Growth rate may have peaked, but house price rises to continue
House price growth slowed as new listings rose strongly in April, with mounting indications that the rate of gains in the housing market may have already peaked. Strong buyer demand, however, is likely to support steady capital growth for the rest of the year.
House price growth slowed as new listings rose strongly in April, with mounting indications that the housing market may have already peaked. Strong buyer demand, however, is likely to support steady capital growth for the rest of the year.
CoreLogic said its national home value index rose 1.8 per cent in April, easing off from its 32-year high of 2.8 per cent recorded in March.
More than 40,000 new listings were added to the market in the four weeks ending April 25, with those additions coming in around 14 per cent above the five-year average.
CoreLogic head of research Tim Lawless said strong demand, however, was keeping overall property advertisements low, with the total number of listings available sitting around 25 per cent below the five-year average.
“Such low total listing numbers, at a time when new listings are above average, reflects the strength of buyer demand, fuelling the current rapid rate of absorption,” Mr Lawless said.
“Prospective vendors are likely becoming more motivated to test the market thanks to such strong selling conditions as well as housing prices pushing to record highs in most areas.”
Further evidence of the strength of the market, Mr Lawless said, was auction clearance rates, which sat in the upper 70 per cent range throughout April, as well as falls in median selling times and vendor discounts.
Australia’s median time on market fell to a record low of 26 days in April, with median discounts hitting 2.7 per cent, also an all-time low.
Darwin was the top performing city for the month, racking up a 2.7 per cent gain, followed by Sydney at 2.4 per cent.
Canberra’s median price rose 1.9 per cent, CoreLogic said, while Brisbane’s median was up 1.7 per cent and Melbourne’s 1.3 per cent.

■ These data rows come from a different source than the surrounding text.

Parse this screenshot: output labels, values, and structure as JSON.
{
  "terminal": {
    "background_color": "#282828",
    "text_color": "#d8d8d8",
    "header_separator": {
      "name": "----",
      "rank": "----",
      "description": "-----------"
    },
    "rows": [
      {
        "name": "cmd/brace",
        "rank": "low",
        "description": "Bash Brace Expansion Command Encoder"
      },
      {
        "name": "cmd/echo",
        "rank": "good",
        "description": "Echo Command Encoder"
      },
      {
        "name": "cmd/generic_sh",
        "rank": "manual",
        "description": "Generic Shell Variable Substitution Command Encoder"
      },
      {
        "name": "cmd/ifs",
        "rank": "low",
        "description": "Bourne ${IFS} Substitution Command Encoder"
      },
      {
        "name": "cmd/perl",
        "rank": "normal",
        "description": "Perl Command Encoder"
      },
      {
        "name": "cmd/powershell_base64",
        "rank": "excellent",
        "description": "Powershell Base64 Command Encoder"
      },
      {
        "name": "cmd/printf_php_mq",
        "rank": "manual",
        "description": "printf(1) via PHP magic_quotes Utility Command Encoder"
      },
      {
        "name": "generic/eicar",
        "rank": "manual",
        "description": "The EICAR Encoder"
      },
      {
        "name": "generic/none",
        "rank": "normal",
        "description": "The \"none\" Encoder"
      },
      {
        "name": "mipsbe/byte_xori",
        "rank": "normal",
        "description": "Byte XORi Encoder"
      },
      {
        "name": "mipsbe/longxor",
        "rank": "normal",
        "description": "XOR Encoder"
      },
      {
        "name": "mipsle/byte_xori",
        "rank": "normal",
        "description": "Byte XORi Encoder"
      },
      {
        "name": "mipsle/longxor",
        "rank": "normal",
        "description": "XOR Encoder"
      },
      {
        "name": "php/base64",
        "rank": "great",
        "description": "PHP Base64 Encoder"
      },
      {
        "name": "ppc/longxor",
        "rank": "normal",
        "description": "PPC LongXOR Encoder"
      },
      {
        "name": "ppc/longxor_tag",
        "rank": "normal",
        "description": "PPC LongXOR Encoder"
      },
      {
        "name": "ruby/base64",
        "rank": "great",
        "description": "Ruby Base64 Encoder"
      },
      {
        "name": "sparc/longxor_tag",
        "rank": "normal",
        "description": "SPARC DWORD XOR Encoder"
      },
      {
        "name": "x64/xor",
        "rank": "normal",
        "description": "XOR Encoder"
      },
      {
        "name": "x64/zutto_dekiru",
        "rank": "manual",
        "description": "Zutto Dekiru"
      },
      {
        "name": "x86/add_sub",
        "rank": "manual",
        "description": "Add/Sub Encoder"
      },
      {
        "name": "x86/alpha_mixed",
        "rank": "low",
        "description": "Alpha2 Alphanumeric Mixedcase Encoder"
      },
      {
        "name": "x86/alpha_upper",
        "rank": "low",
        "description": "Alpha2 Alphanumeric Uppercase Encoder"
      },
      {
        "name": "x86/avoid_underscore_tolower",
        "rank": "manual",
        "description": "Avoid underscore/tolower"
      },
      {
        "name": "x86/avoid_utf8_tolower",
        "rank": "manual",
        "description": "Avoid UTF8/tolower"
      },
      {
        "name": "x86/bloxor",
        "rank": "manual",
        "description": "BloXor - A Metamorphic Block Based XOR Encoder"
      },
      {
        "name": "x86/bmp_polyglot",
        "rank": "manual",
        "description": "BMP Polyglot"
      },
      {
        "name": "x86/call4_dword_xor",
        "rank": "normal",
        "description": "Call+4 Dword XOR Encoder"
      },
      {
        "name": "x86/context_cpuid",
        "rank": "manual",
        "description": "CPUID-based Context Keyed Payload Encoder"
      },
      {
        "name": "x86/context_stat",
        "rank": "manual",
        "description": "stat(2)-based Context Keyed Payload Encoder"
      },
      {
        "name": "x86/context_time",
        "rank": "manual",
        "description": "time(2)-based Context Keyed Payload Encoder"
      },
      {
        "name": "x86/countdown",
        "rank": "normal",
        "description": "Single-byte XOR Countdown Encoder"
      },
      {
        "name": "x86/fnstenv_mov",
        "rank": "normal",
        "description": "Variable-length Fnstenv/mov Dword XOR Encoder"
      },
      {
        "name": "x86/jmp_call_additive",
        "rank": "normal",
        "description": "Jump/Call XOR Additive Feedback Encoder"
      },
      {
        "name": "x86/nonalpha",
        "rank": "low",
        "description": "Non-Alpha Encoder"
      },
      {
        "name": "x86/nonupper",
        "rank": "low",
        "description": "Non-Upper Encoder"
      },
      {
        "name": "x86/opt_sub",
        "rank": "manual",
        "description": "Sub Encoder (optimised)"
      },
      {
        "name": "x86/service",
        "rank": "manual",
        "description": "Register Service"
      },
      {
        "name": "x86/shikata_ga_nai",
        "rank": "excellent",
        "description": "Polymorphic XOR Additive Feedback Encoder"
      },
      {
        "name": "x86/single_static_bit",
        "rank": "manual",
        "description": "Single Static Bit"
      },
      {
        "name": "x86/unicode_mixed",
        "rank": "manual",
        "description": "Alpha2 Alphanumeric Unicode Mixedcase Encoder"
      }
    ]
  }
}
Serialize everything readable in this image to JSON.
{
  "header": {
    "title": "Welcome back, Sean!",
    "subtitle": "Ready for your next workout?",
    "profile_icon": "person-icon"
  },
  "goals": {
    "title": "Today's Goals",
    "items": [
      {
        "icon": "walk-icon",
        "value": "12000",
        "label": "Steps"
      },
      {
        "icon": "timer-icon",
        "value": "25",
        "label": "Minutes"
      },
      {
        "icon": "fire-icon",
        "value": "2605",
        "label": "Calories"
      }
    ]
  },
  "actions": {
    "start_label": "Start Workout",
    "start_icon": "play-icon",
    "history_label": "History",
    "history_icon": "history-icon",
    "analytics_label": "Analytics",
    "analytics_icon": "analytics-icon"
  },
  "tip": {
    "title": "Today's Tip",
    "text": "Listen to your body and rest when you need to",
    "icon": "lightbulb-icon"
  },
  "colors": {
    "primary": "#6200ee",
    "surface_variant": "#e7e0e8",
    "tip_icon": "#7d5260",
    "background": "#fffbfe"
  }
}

Perth recorded the slowest rate of growth of any capital city at 0.8 per cent.
Mr Lawless said the slowdown in price growth was not surprising, in the context of the rapid increases recorded in the past six months alongside subdued wages growth.
“With housing prices rising faster than incomes, it’s likely price sensitive sectors of the market, such as first home buyers and lower income households, are finding it harder to save for a deposit and transactional costs,” he said.
“There is already some evidence of fewer first homebuyers in the market, with the Australian Bureau of Statistics reporting a 4 per cent fall in the value of first homebuyer home loans through February, the first drop since May last year.”
Houses continued to outperform units over the month, with detached home values now up 8.6 per cent since the start of the year, compared to 4.3 per cent growth in unit prices.
This divergence was illustrated most strongly in Sydney, where house prices were up 11.2 per cent in the first four months of 2021, while unit values rose by 4.6 per cent.
“A preference shift away from higher density housing during a global pandemic is understandable, however a rise in flexible working arrangements also seems to be supporting greater demand for houses around the outer-fringes of capital cities,” Mr Lawless said.
“Relatively weak investor activity, compounded by a supply overhang in some high-rise precincts, is also dampening price growth in unit markets.”
Rental markets experienced similar performance, with unit rents down 7.6 per cent in Melbourne over the past 12 months, while house rents have been largely steady, up 1.2 per cent.
Perth and Darwin remained the strongest performers in terms of rental growth.
Rental yields continue to be compressed, with home values rising at a faster pace than rents.
Nationally, rental yields have fallen to a record low of 3.5 per cent, with the lower yield trend most evident in Sydney, with gross yields averaging just 2.69 per cent.
Looking forward, Mr Lawless said he expected house prices to continue to rise for the rest of the year and into 2020, but in a more subdued fashion than in the first few months of this year.
He said demand would be supported by record low interest rates and ongoing high levels in consumer confidence, while the risks associated with the wind-back of government support and the expiry of mortgage deferrals had become less significant.